支払いシミュレーションで計算!

家を買う時期 早期派・じっくり派

2014.02.15 SAT

住宅の購入は、きちんと貯蓄のできる家計の状態にある人が行うべきものなので、ある程度の頭金が貯まってから購入の検討を始めるべきですが、トータルの支払い額で損得を考えた場合、購入するなら少しでも急いだ方がいいのか、できる限り頭金を多くするためにじっくりと貯めてから買った方がいいのか、判断に迷う人もいることでしょう。

結論から言えば、今後の金利動向や物件価格の動向によって損得が変わるので一概に言えない、ということになりますが、将来の動向に応じて大雑把にまとめると、以下のようになります。

<ケース1> 金利水準や物件価格の水準が今後あまり変わらない場合
         → どうせ買うなら急いだ方がいい

<ケース2> 金利水準や物件価格の水準が今後上昇していく場合
         → どうせ買うなら急いだ方がいい

<ケース3> 金利水準や物件価格の水準が今後下降していく場合
         → じっくりと頭金を貯めながら様子を見極めるべき

現在の経済情勢としては、どんどん金利や物件価格が下がっていくというほどではないにしても、なかなか上がりにくい状況にあります。上記の3つのケースで考えると、<ケース3>側に寄りつつある<ケース1>の状態にあると考えていいと思います。

とすると、「どうせ買うなら急いだ方がいい」となりますが、具体的な数字をもとに検証してみましょう。

<事例1. いますぐ買う人の支払いシミュレーション>
現在30歳の人が、3000万円(諸費用込み)の物件の購入を考えているとします。便宜上、頭金はゼロとして、いますぐ買うためには、3000万円のローンを組む必要があるとします。ローンの金利は全期間固定で3%とし、60歳までに返済を終わらせる返済期間30年で計算すると、ボーナス返済なしで毎月返済額は12万6481円、総返済額は約4553万円になります。

<事例2. 3年貯金してから買う人の支払いシミュレーション>
この人が、現在の住まいの家賃を支払いながら年間100万円の貯蓄が可能だったとして、3年間で300万円の頭金を貯めたとします。同じ3000万円の物件を買うと、借入金額は2700万円。金利は同じく3%で、60歳までに返済が終わる27年返済でローンを組むとすると、毎月返済額は12万1689円、総返済額は約3943万円になります。支払った頭金と合計すると、約4243万円です。

<結論>
3年間頭金を貯めた方が約310万円トクになりますが、3年間の家賃がこの金額を上回る場合は、やはり急いで買った方が有利になります。また、年間 100万円貯蓄できるということで計算しましたが、これが年間50万円程度しか貯蓄できないとして、3年間で頭金150万円、借入金額が2850万円となると、総返済額は約4162万円、頭金と合計すると約4312万円となり、差額は240万円ほどに縮まります。つまり、3年間の家賃が240万円を超えるなら、急いで買った方がいいということになります。

簡単にまとめると、
 ●現在の家賃が安く、毎年の貯蓄額を多くできる人ほど、急がずにじっくりと貯めた方がよい
 ●家賃が高く、毎年の貯蓄額が少ない人ほど、どうせ買うなら急いだ方がいい
ということです。

ただし、毎年の貯蓄額が少ない人は、現時点でも頭金が少ないはずですので、借り入れる住宅ローンをきちんと返していけるかどうかを冷静に判断すべきなのは、いうまでもありません。

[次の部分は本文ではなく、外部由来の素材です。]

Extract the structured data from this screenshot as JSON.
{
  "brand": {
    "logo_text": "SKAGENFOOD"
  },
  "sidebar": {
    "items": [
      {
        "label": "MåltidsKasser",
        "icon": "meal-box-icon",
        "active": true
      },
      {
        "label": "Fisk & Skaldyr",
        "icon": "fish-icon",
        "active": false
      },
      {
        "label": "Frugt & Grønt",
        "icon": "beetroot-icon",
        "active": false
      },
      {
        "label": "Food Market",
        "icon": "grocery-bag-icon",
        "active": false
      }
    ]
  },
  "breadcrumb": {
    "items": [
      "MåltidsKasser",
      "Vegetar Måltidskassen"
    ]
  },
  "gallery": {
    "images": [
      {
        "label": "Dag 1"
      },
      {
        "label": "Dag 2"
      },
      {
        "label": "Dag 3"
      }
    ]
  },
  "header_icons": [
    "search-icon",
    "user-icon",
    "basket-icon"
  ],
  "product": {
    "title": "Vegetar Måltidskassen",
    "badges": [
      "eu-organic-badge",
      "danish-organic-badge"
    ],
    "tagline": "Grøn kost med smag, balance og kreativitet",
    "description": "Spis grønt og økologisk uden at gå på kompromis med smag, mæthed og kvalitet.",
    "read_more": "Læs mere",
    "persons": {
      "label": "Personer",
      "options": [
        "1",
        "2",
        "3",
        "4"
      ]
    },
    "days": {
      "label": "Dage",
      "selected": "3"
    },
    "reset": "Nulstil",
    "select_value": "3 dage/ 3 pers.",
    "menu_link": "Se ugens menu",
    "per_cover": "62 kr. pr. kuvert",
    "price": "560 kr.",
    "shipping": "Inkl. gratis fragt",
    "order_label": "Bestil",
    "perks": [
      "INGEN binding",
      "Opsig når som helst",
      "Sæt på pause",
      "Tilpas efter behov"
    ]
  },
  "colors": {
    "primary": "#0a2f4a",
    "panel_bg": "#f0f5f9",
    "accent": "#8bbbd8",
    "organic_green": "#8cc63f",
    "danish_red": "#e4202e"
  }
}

なお、今後の経済情勢はいかようにも変化する可能性があります。<ケース3>に該当するような、金利が今後も下がっていく、物件価格がもっと下がっていく状況がやってくるなら、やはり急がずにじっくりと待った方がいいということになりますので、とにかく住宅購入については、常に冷静にライフプランや家計の状況を見たうえで判断していくことが重要です。